OPINIÃO

Na crise... Uma saída

21/01/2016 18:42 -02 | Atualizado 27/01/2017 00:31 -02
Chris Ryan via Getty Images
Piggy bank spilling out change onto counter

Mundo afora, cresce um movimento que entende que os negócios não servem apenas para gerar lucro financeiro, mas também retorno para a sociedade. Nos últimos anos, quantas vezes você já ouviu falar em economia colaborativa, negócio social, empresa social, empresas B? Tudo isso parte de uma mesma premissa: o ganha-ganha - ganha empresa... ganha consumidor... ganha sociedade...

Em tempos de crise, porém, muita gente acaba esquecendo essa lógica... Com menos dinheiro no bolso, as pessoas ficam mais "seletivas" com o que vão gastar.
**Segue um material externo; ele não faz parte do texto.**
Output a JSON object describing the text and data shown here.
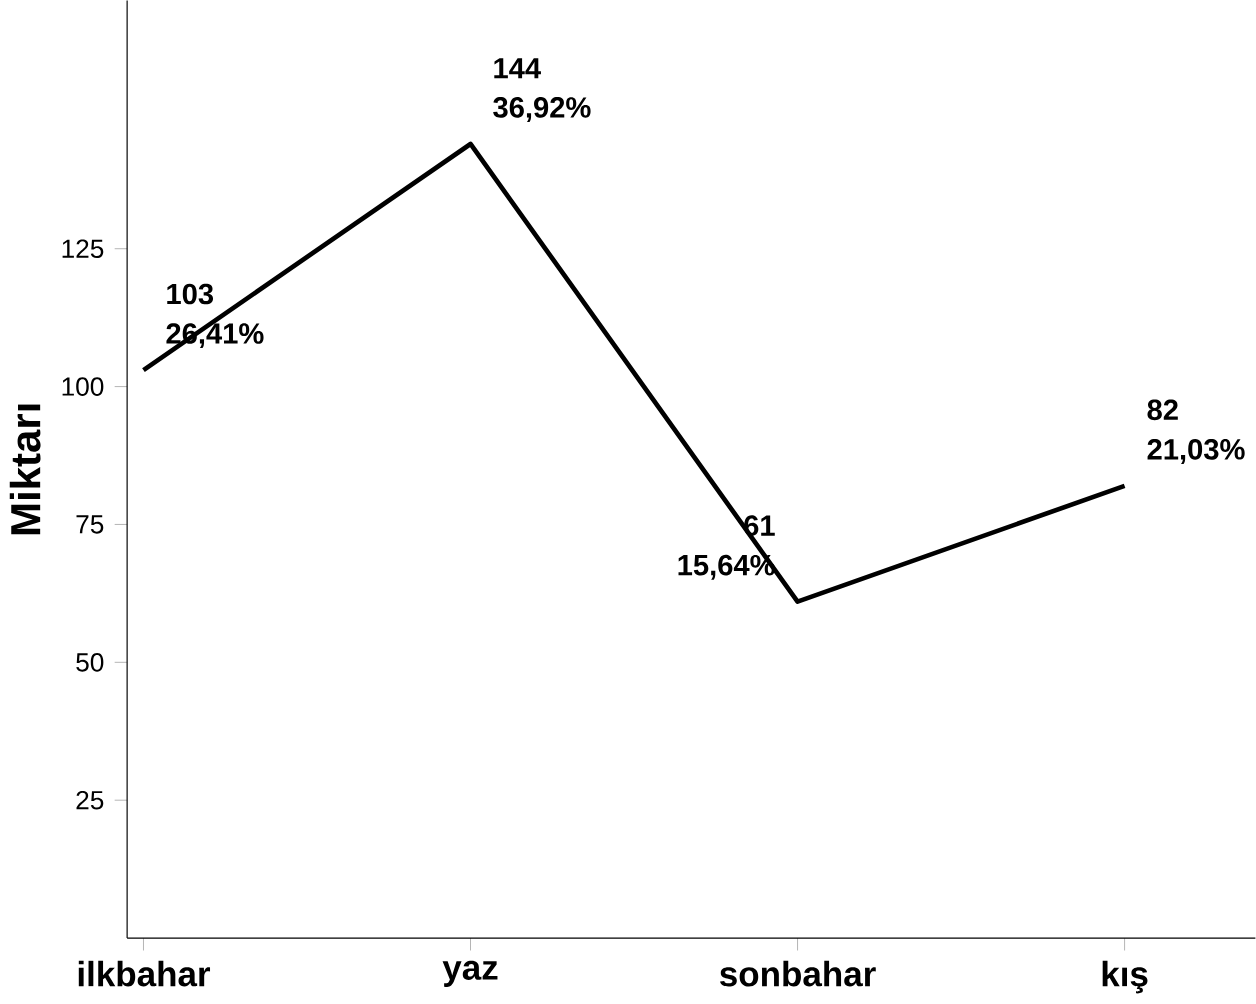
{
  "chart_data": {
    "type": "line",
    "ylabel": "Miktarı",
    "categories": [
      "ilkbahar",
      "yaz",
      "sonbahar",
      "kış"
    ],
    "values": [
      103,
      144,
      61,
      82
    ],
    "color": "#000000",
    "marker": "none",
    "line_style": "solid",
    "grid": false,
    "data_labels": true,
    "ylim": [
      0,
      170
    ],
    "yticks": [
      25,
      50,
      75,
      100,
      125
    ],
    "annotations": [
      {
        "text": "26,41%",
        "x": "ilkbahar",
        "y": 103
      },
      {
        "text": "36,92%",
        "x": "yaz",
        "y": 144
      },
      {
        "text": "15,64%",
        "x": "sonbahar",
        "y": 61
      },
      {
        "text": "21,03%",
        "x": "kış",
        "y": 82
      }
    ]
  }
}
Daí, a primeira coisa que fazem é cortar o investimento no social... como se fosse perfumaria. "Tira lá o dinheiro dos pobrinhos".

Felizmente, existe uma qualidade de pessoas que acredita justamente no contrário... que na crise é quando mais precisamos do social. Como os 16.000 voluntários do programa Dentista do Bem. E em vez de ficar reclamando, resmungando, esperando a tempestade passar pra se mexer, continua fazendo...

E aí que vem a melhor parte disso tudo: Esses são os brasileiros que continuam dando certo, que seguem indo pra frente!

Para comprovar a teoria, vou citar o exemplo de Eric Franco, Ana Carolina Massaro, Daiz Nunes, Nícia Matos, Luciana Basón e Osvaldo Magro. Nos últimos anos, estes foram alguns dos voluntários eleitos Melhores Dentistas do Mundo pela TdB. Uma gente que só faltou fazer chover para que mais jovens pudessem ter acesso a um dentista. Tudo isso sem cobrar um centavo - mas recebendo muito em troca, tanto pessoal quanto profissionalmente.

O Dr. Eric, por exemplo, que é professor da Universidade Católica de Brasília, depois de ser anunciado como melhor do mundo de 2015 recebeu convites de outras universidades interessadas em sua abordagem sobre a "Odontologia no 3º Setor". Nada mal para um ano de crise, né?

Já para o Dr. Osvaldo, cirurgião buco-maxilo e melhor do mundo em 2012, a respeitabilidade do título facilitou sua relação com a classe médica e, consequentemente, seu exercício profissional, que depende de bom relacionamento com a área hospitalar.

Mas não é só isso: com a visibilidade gerada pelo título, a Dra. Daiz, a Dra. Luciana e a Dra. Nícia melhoraram tanto seus negócios que conseguiram reformar e ampliar suas clínicas! Simples assim. As pessoas relacionaram a qualidade de seu trabalho com sua consciência social... Resultado: mais pacientes! (E quando a gente escuta a Dra. Nícia dizer que não fosse o projeto social ela já teria se aposentado, esse impacto é maior ainda!)

E esses são apenas alguns exemplos. Se perguntarmos a cada um de nossos 16.000 dentistas voluntários, os impactos do projeto em suas vidas serão incríveis... porque eles são profissionais que entenderam que ser dentista não é trabalhar para si mesmos... Por isso, passaram a ser valorizados por seus pacientes, por seus familiares, por seus colegas e, mais importante, pela sociedade... por que enxergam que seu trabalho não é apenas técnico, mas humano... e, consequentemente: de qualidade!

Isto gera um ciclo em que todo mundo ganha: os nossos meninos, que nunca teriam a oportunidade de ir ao dentista de outro jeito; a sociedade, que vê a exclusão social ser combatida de mais uma maneira; e o dentista, que vê a confiança em seu trabalho aumentar, melhorando assim o seu desempenho profissional!

E isso me dá cada vez mais orgulho de dizer que sou um dentista do bem!